A long time ago I ported the Mersenne Twister pseudo-random number generator to pl/sql. That algorithm, and my port, are showing their age so I started looking at other generators. A newer approach is found in the xoshiro/xoroshiro family by David Blackman and Sebastiano Vigna found here.
I’ve chosen xoshiro256** as one of their “all-purpose, rock-solid
generators”. Like the Mersenne Twister, the original source is written in c and utilizes numerous bit manipulations to generate new values from the prior ones.
While PL/SQL has the BITAND function, it doesn’t have any others that directly apply to numeric types. It would have been possible to use RAW values and the UTL_RAW package, but I found it easier to keep true to the original implementation by creating my own bit-wise OR, XOR, shift, and rotation functions.

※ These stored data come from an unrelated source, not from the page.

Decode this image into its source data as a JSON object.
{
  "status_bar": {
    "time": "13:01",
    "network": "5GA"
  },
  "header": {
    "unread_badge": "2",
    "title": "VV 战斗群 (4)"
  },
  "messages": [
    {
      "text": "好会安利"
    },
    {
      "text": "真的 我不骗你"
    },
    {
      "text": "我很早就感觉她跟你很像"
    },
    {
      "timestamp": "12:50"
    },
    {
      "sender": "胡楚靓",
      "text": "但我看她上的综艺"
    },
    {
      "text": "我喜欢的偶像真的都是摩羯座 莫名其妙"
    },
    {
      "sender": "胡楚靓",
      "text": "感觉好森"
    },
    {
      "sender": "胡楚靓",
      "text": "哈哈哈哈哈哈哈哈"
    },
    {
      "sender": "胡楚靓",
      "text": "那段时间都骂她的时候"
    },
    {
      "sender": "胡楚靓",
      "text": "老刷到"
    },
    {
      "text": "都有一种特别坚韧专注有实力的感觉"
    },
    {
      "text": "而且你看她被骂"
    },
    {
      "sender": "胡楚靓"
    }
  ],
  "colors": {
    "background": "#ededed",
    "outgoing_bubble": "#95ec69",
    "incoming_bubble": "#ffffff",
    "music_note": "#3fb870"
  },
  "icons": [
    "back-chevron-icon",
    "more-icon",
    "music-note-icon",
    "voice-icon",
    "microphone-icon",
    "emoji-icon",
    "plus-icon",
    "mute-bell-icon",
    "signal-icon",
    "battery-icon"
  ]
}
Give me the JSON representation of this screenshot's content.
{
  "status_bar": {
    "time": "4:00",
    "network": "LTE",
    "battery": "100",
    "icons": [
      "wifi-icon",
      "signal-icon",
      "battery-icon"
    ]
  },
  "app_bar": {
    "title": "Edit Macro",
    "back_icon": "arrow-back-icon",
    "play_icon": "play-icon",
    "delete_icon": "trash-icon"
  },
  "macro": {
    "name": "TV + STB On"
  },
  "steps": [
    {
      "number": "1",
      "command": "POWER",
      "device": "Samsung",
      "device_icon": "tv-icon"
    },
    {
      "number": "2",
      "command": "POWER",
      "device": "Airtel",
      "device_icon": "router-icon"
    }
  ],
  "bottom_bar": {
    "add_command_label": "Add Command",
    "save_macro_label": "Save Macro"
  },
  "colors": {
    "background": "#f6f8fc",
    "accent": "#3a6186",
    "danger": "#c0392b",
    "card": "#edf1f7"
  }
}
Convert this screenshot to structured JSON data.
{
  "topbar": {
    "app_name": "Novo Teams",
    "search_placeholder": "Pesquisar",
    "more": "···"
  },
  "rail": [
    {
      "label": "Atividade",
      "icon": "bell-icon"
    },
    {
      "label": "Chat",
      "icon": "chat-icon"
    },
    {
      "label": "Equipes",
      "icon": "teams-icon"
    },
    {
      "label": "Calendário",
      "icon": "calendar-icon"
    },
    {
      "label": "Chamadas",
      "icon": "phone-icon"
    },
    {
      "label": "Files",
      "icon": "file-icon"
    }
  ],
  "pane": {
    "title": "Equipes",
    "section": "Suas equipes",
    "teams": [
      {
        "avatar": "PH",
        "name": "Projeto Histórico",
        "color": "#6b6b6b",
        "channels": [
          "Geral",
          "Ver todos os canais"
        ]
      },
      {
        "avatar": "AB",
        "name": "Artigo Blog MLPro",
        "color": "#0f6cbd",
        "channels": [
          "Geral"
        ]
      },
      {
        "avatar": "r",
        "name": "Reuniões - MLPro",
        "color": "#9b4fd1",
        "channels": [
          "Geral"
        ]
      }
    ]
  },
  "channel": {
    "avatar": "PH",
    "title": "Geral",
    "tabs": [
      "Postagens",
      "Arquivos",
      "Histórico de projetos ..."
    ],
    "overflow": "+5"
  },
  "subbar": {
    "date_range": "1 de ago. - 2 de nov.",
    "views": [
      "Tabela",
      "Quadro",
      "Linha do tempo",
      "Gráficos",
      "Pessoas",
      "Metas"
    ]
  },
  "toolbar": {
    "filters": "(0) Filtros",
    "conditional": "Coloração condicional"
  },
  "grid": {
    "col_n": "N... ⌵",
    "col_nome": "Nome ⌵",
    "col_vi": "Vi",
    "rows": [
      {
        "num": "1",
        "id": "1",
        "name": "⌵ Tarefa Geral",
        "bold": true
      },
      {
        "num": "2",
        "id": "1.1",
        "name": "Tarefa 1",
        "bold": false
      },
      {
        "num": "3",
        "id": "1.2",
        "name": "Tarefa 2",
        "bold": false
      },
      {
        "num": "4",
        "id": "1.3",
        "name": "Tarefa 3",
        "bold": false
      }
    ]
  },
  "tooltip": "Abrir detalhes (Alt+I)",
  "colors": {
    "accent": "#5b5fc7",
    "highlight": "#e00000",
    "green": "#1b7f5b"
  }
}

Implementing 64-bit integer subtype (almost)
Another complexity is that c has the uint64_t type. That is, a 64-bit unsigned integer. While PL/SQL NUMBER types can hold such values, their is no direct correlation. Ideally I would create an integer subtype constrained with a RANGE clause of 0..18446744073709551615 (2^64-1). However, there is no legal syntax to support that definition. As of 23ai, the RANGE clause only applies to subtypes of PLS_INTEGER which is, itself, limited to signed 32-bit values. So I settled for a 20-digit integer using:
SUBTYPE uint64_t IS NUMBER(20, 0)
Then, in my calculations I apply a 64-bit mask to ensure overflows are handled in a way that mimics the c uint64_t.
Bit-wise operators
As mentioned above, some of the c syntax has no corresponding pl/sql operator or function. In particular:
- | – OR
- ^ – XOR
- << – Shift left
- >> – Shift right
Fortunately, BITAND and arithmetic is sufficient to create OR and XOR. Multiplying or dividing by powers of 2 will replicate bit shifts left or right respectively.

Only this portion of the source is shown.